"Awalnya klien kami dan Tiko mendirikan perusahaan yang bergerak di bidang makanan dan minuman. Di mana pada saat itu klien kami menjadi komisaris, sementara Tiko menjadi direktur serta modal perusahaan, semuanya dari klien kami," beber Leo kepada wartawan.
Arina ketika itu mempercayakan sepenuhnya kepada Tiko untuk mengelola bisnis tersebut. Bahkan berjalan normal hingga memasuki tahun 2019 dirinya dikagetkan dengan Tiko yang ingin menutup usaha pada tahun 2019 lantaran tak bisa bayar sewa.
"Klien kami tahunya usaha lancar, tapi kok tiba-tiba di 2019 Tiko bilang usaha mau tutup karena tidak kuat bayar sewa. Loh, ini kan aneh," terang Leo Siregar.
Menurut Leo, kewenangan tanpa pengawasan diduga menjadi celah bagi Tiko Aryawardhana untuk melakukan itikad tidak baik. Sehingga mengakibatkan kerugian bagi perusahaan.
Hingga akhirnya kecurigaan Arina semakin kuat ketika di tahun 2021 dirinya menemukan dua dokumen profit and loss yang mencurigakan. Dalam hal ini diduga Tiko telah memanipulasi laporan.
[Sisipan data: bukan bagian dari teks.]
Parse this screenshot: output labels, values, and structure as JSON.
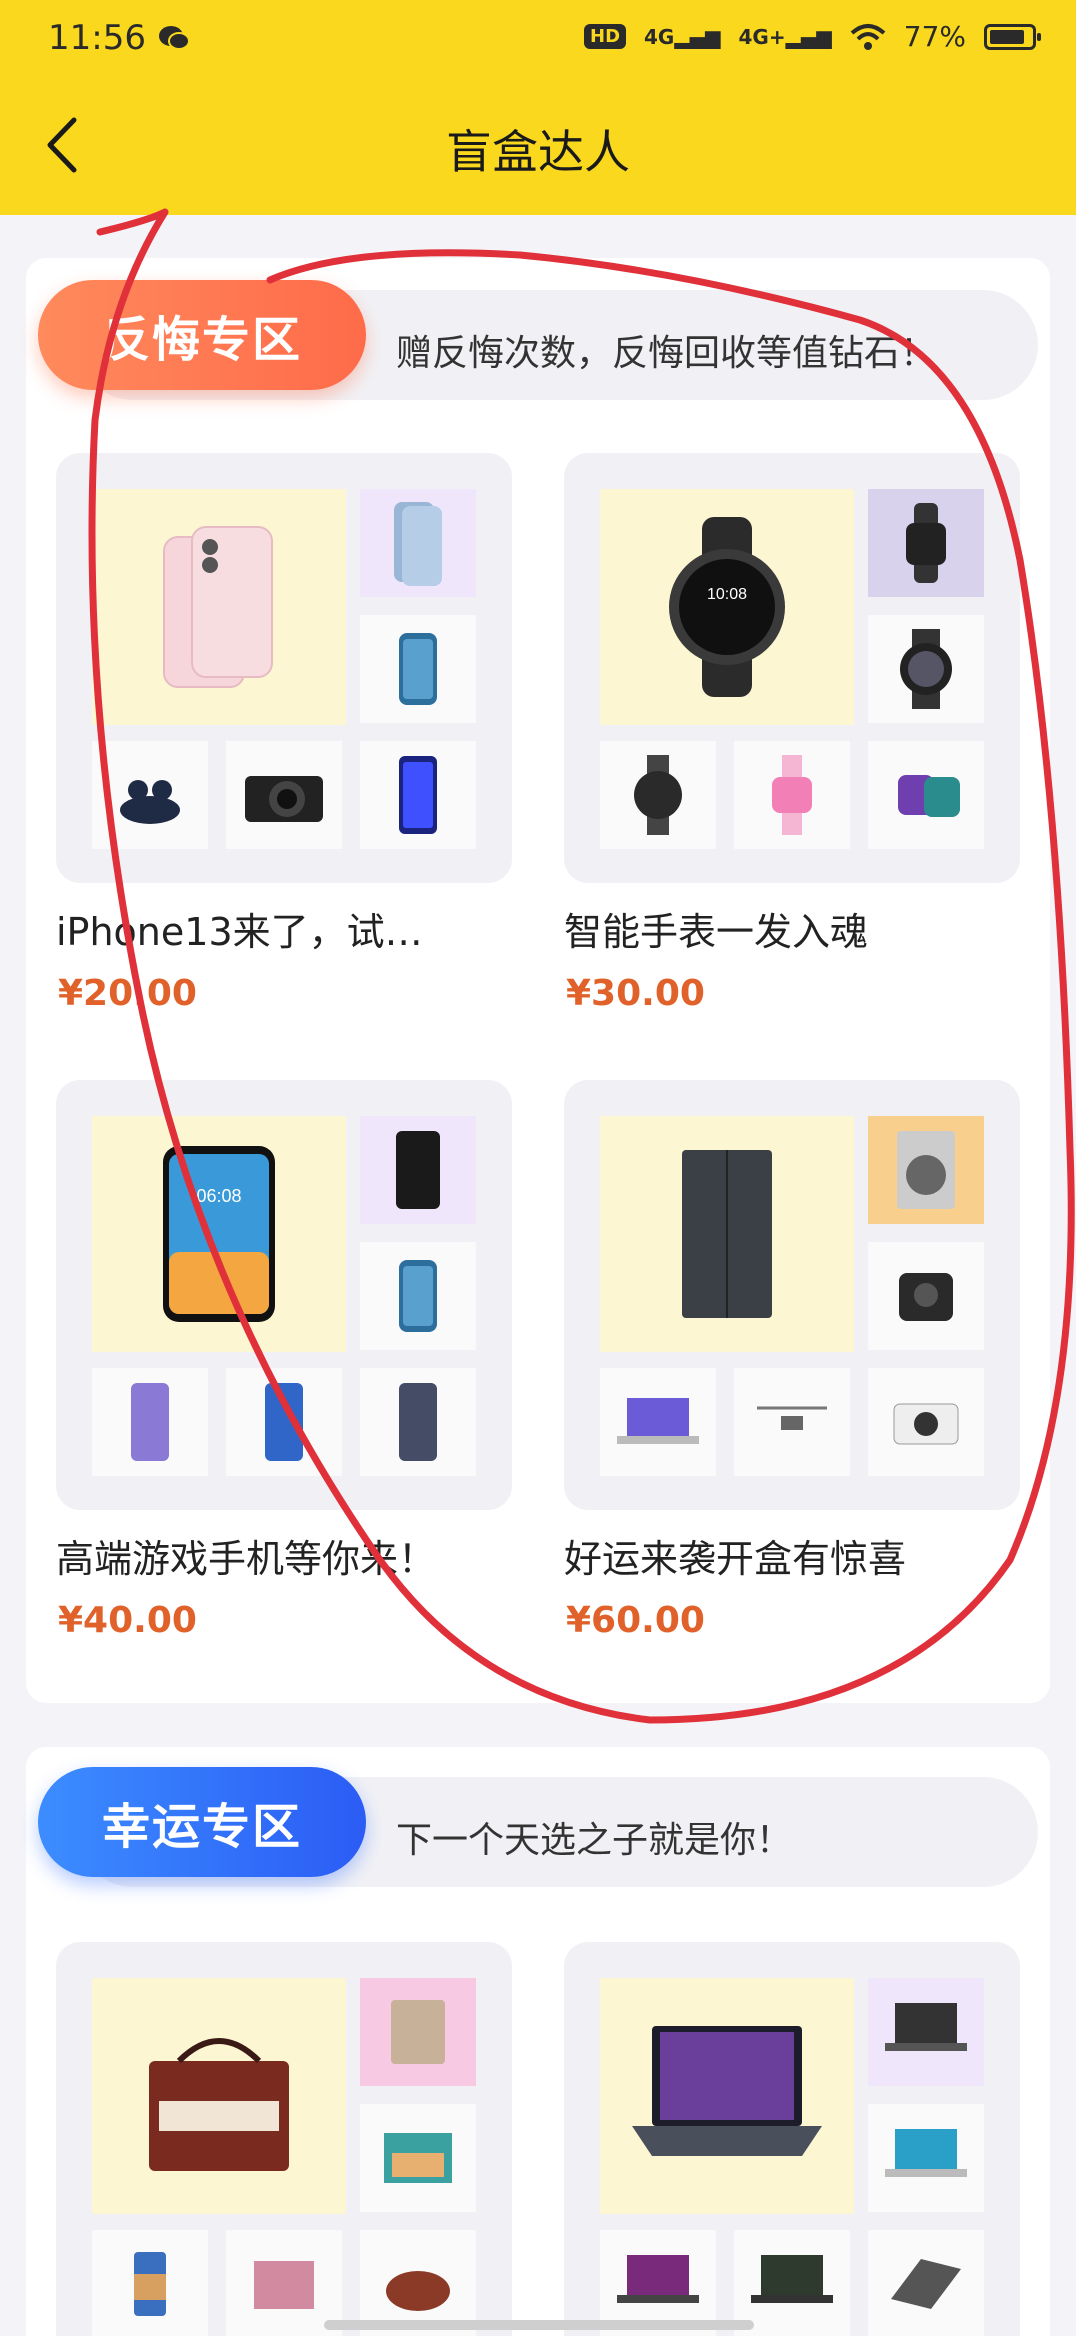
{
  "status_bar": {
    "time": "11:56",
    "net1": "4G",
    "net2": "4G+",
    "battery": "77%"
  },
  "header": {
    "title": "盲盒达人"
  },
  "sections": [
    {
      "tag": "反悔专区",
      "slogan": "赠反悔次数，反悔回收等值钻石！",
      "products": [
        {
          "name": "iPhone13来了，试…",
          "price": "¥20.00"
        },
        {
          "name": "智能手表一发入魂",
          "price": "¥30.00"
        },
        {
          "name": "高端游戏手机等你来！",
          "price": "¥40.00"
        },
        {
          "name": "好运来袭开盒有惊喜",
          "price": "¥60.00"
        }
      ]
    },
    {
      "tag": "幸运专区",
      "slogan": "下一个天选之子就是你！"
    }
  ],
  "colors": {
    "header_bg": "#f9d81e",
    "price": "#e0622a",
    "annotation": "#e0313a"
  }
}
"Klien kami melakukan audit investigasi melalui auditor independen dan ditemukanlah temuan perihal penggunaan dana sebesar Rp 6,9 miliar yang tidak jelas peruntukkannya," ungkap Leo.
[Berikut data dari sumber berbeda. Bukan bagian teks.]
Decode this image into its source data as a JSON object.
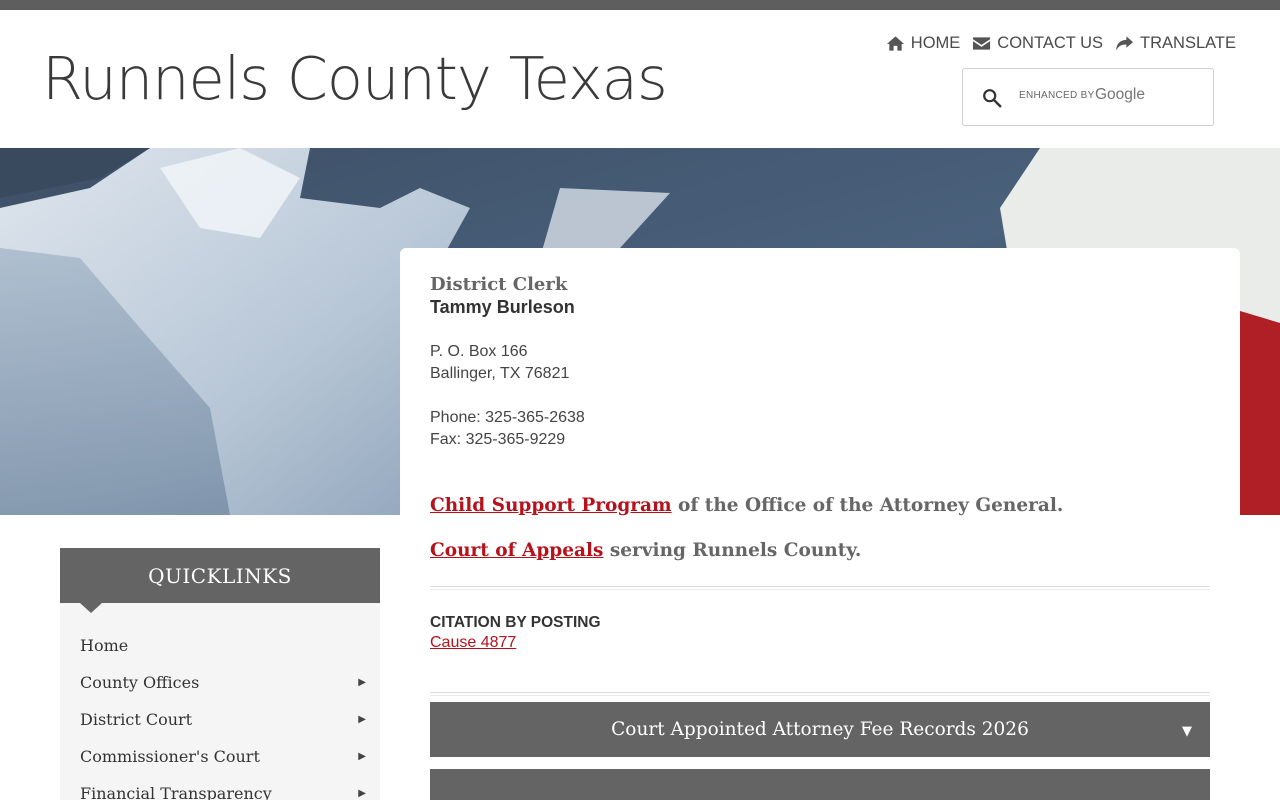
{
  "site": {
    "title": "Runnels County Texas"
  },
  "topnav": {
    "items": [
      {
        "label": "HOME",
        "icon": "home-icon"
      },
      {
        "label": "CONTACT US",
        "icon": "envelope-icon"
      },
      {
        "label": "TRANSLATE",
        "icon": "share-arrow-icon"
      }
    ]
  },
  "search": {
    "enhanced_by": "ENHANCED BY",
    "brand": "Google",
    "icon": "search-icon"
  },
  "colors": {
    "accent_red": "#b5121b",
    "panel_gray": "#646464",
    "top_bar": "#5e5e5e"
  },
  "content": {
    "department": "District Clerk",
    "clerk_name": "Tammy Burleson",
    "address_line1": "P. O. Box 166",
    "address_line2": "Ballinger, TX 76821",
    "phone": "Phone: 325-365-2638",
    "fax": "Fax: 325-365-9229",
    "child_support_link": "Child Support Program",
    "child_support_suffix": " of the Office of the Attorney General.",
    "appeals_link": "Court of Appeals",
    "appeals_suffix": " serving Runnels County.",
    "citation_heading": "CITATION BY POSTING",
    "citation_link": "Cause 4877",
    "accordion_title": "Court Appointed Attorney Fee Records 2026",
    "accordion_arrow": "▼"
  },
  "quicklinks": {
    "title": "QUICKLINKS",
    "items": [
      {
        "label": "Home",
        "has_submenu": false
      },
      {
        "label": "County Offices",
        "has_submenu": true
      },
      {
        "label": "District Court",
        "has_submenu": true
      },
      {
        "label": "Commissioner's Court",
        "has_submenu": true
      },
      {
        "label": "Financial Transparency",
        "has_submenu": true
      }
    ],
    "chevron": "▶"
  }
}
Tiko pun dikejar untuk mempertanggung jawabkan perbuatannya dan karen tidak ada itikad baik untuk memberikan klarifikasi dan penjelasan akhirnya Arina pun melaporkan kasus tersebut ke Kepolisian. "Lantaran tidak ada itikad baik untuk memberikan klarifikasi dan penjelasan mengenai dana tersebut membuat klien saya melaporkan ke polisi," tegas Leo.